Do stay-put females lure searching males into caves? A genetic perspective on glow-worm population structure. (APSF 21058)

APSF 21058 | Amount: $39,002 | Project Leader: D Merritt | Project Period:

A project undertaken at The University of Queensland, and supervised by David Merritt.

The glow-worms of Australia and New Zealand are endemic to these countries and comprise 9 identified species. They are the larvae of a type of gnat related to the fungus gnats. They are famed for the fact that their larvae are bioluminescent. They emit light to attract flying insects into their webs to feed on them, similar to spiders, hence their genus name, Arachnocampa, which means spider-like grub.

They have become iconic tourist attractions in Australia and New Zealand where colonies are visited at night in forest settings or during the day in caves to view the spectacular displays of star-like blue-green points of light. They possess additional, unusual characteristics.

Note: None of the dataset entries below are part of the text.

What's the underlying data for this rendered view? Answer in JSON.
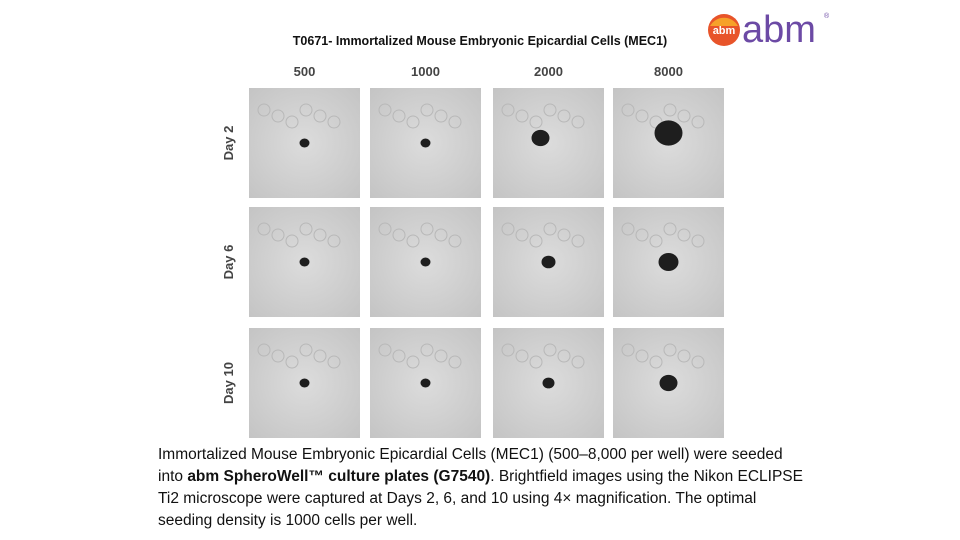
{
  "header": {
    "title": "T0671- Immortalized Mouse Embryonic Epicardial Cells (MEC1)"
  },
  "logo": {
    "badge": "abm",
    "wordmark": "abm",
    "mark": "®"
  },
  "grid": {
    "columns": [
      "500",
      "1000",
      "2000",
      "8000"
    ],
    "rows": [
      "Day 2",
      "Day 6",
      "Day 10"
    ]
  },
  "caption": {
    "runs": [
      {
        "text": "Immortalized Mouse Embryonic Epicardial Cells (MEC1) (500–8,000 per well) were seeded into ",
        "bold": false
      },
      {
        "text": "abm SpheroWell™ culture plates (G7540)",
        "bold": true
      },
      {
        "text": ". Brightfield images using the Nikon ECLIPSE Ti2 microscope were captured at Days 2, 6, and 10 using 4× magnification. The optimal seeding density is 1000 cells per well.",
        "bold": false
      }
    ]
  }
}
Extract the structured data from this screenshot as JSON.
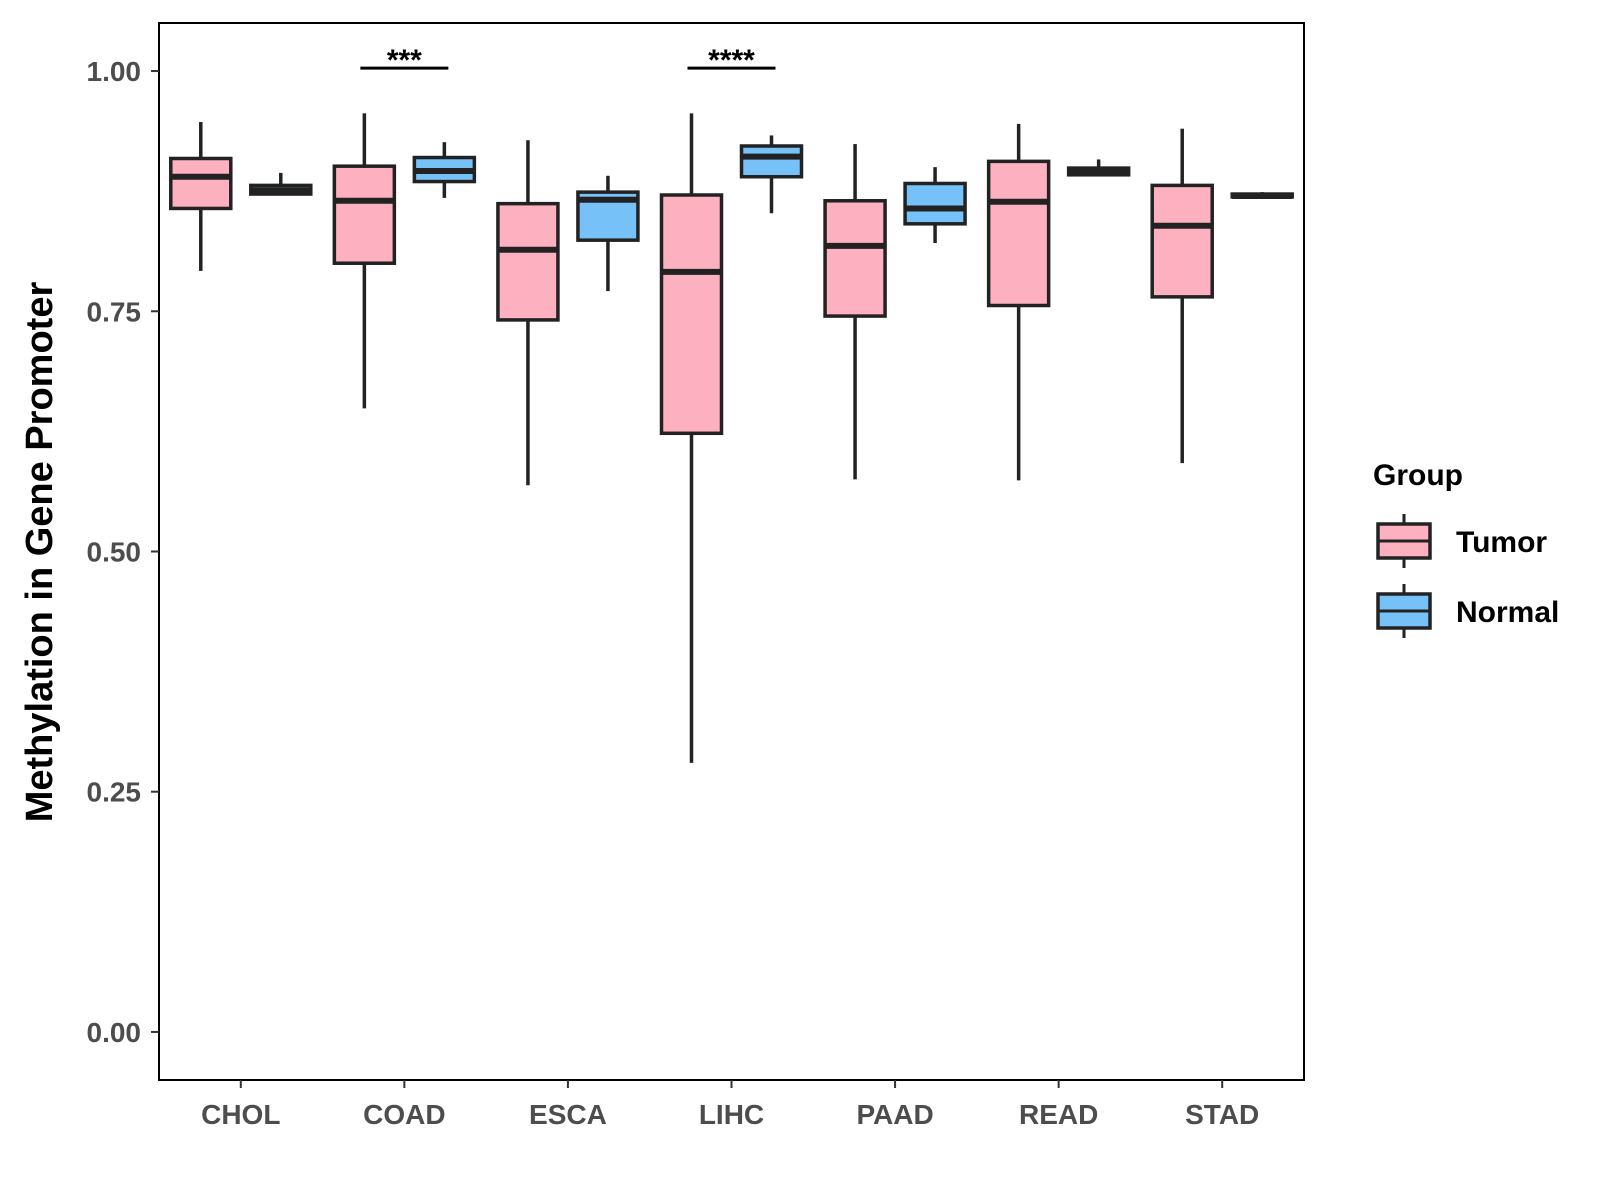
{
  "chart_data": {
    "type": "boxplot",
    "title": "",
    "xlabel": "",
    "ylabel": "Methylation in Gene Promoter",
    "ylim": [
      -0.05,
      1.05
    ],
    "yticks": [
      0.0,
      0.25,
      0.5,
      0.75,
      1.0
    ],
    "ytick_labels": [
      "0.00",
      "0.25",
      "0.50",
      "0.75",
      "1.00"
    ],
    "categories": [
      "CHOL",
      "COAD",
      "ESCA",
      "LIHC",
      "PAAD",
      "READ",
      "STAD"
    ],
    "grid": false,
    "legend": {
      "title": "Group",
      "position": "right",
      "entries": [
        {
          "name": "Tumor",
          "color": "#FDB0C0"
        },
        {
          "name": "Normal",
          "color": "#76C1F7"
        }
      ]
    },
    "series": [
      {
        "name": "Tumor",
        "color": "#FDB0C0",
        "boxes": [
          {
            "category": "CHOL",
            "min": 0.792,
            "q1": 0.857,
            "median": 0.89,
            "q3": 0.909,
            "max": 0.947
          },
          {
            "category": "COAD",
            "min": 0.649,
            "q1": 0.8,
            "median": 0.865,
            "q3": 0.901,
            "max": 0.956
          },
          {
            "category": "ESCA",
            "min": 0.569,
            "q1": 0.741,
            "median": 0.814,
            "q3": 0.862,
            "max": 0.928
          },
          {
            "category": "LIHC",
            "min": 0.28,
            "q1": 0.623,
            "median": 0.791,
            "q3": 0.871,
            "max": 0.956
          },
          {
            "category": "PAAD",
            "min": 0.575,
            "q1": 0.745,
            "median": 0.818,
            "q3": 0.865,
            "max": 0.924
          },
          {
            "category": "READ",
            "min": 0.574,
            "q1": 0.756,
            "median": 0.864,
            "q3": 0.906,
            "max": 0.945
          },
          {
            "category": "STAD",
            "min": 0.592,
            "q1": 0.765,
            "median": 0.839,
            "q3": 0.881,
            "max": 0.94
          }
        ]
      },
      {
        "name": "Normal",
        "color": "#76C1F7",
        "boxes": [
          {
            "category": "CHOL",
            "min": 0.871,
            "q1": 0.872,
            "median": 0.876,
            "q3": 0.881,
            "max": 0.894
          },
          {
            "category": "COAD",
            "min": 0.868,
            "q1": 0.885,
            "median": 0.896,
            "q3": 0.91,
            "max": 0.926
          },
          {
            "category": "ESCA",
            "min": 0.771,
            "q1": 0.824,
            "median": 0.866,
            "q3": 0.874,
            "max": 0.891
          },
          {
            "category": "LIHC",
            "min": 0.852,
            "q1": 0.89,
            "median": 0.911,
            "q3": 0.922,
            "max": 0.933
          },
          {
            "category": "PAAD",
            "min": 0.821,
            "q1": 0.841,
            "median": 0.857,
            "q3": 0.883,
            "max": 0.9
          },
          {
            "category": "READ",
            "min": 0.891,
            "q1": 0.892,
            "median": 0.895,
            "q3": 0.899,
            "max": 0.908
          },
          {
            "category": "STAD",
            "min": 0.868,
            "q1": 0.869,
            "median": 0.87,
            "q3": 0.872,
            "max": 0.874
          }
        ]
      }
    ],
    "annotations": [
      {
        "category": "COAD",
        "label": "***",
        "y": 1.003
      },
      {
        "category": "LIHC",
        "label": "****",
        "y": 1.003
      }
    ]
  }
}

The immature (larval) stage has a long duration, lasting from months to a year; whereas the adults—the slow-moving, flying stage—are very short-lived, immediately mating on emergence, laying eggs and then dying after only a few days.

Another attribute is their requirement for a specific type of sheltered, humid habitat seen only in wet caves and wet rainforest gullies. This specific habitat requirement and low dispersal ability means that populations are patchily distributed, often separated by expanses of unsuitable habitat, and could therefore be genetically distinct. Our preliminary data examining female-specific genetic markers indicate that there has historically been little female dispersal out of caves: nearby caves can have very different sequences. On the other hand, markers that are not specific to the female lineage indicate that the more distant colonies are from each other the more distinctive they are, known as “isolation by distance”.

Together, the genetic markers suggest that males might be the dominant dispersers and females tend to stay put where they grew up, then mate and lay eggs.

In this project we will determine the population distinctiveness of two species, the Tasmanian species Arachnocampa tasmaniensis, and the New Zealand species, Arachnocampa luminosa. Both species inhabit islands with complex, though different, tectonic and climate histories and histories of glaciation, vegetation clearing and fire. We will sample glow-worm colonies from a broad geographic spread in both countries and collect from both cave and forest colonies. We will use a population genetics approach, sequencing the bar-coding gene, COI, as well as using genotyping-by-sequencing to analyse single-nucleotide polymorphisms in individuals to establish their relatedness. The team comprises researchers from the University of Queensland, the University of Otago and Te Papa, the national museum of New Zealand.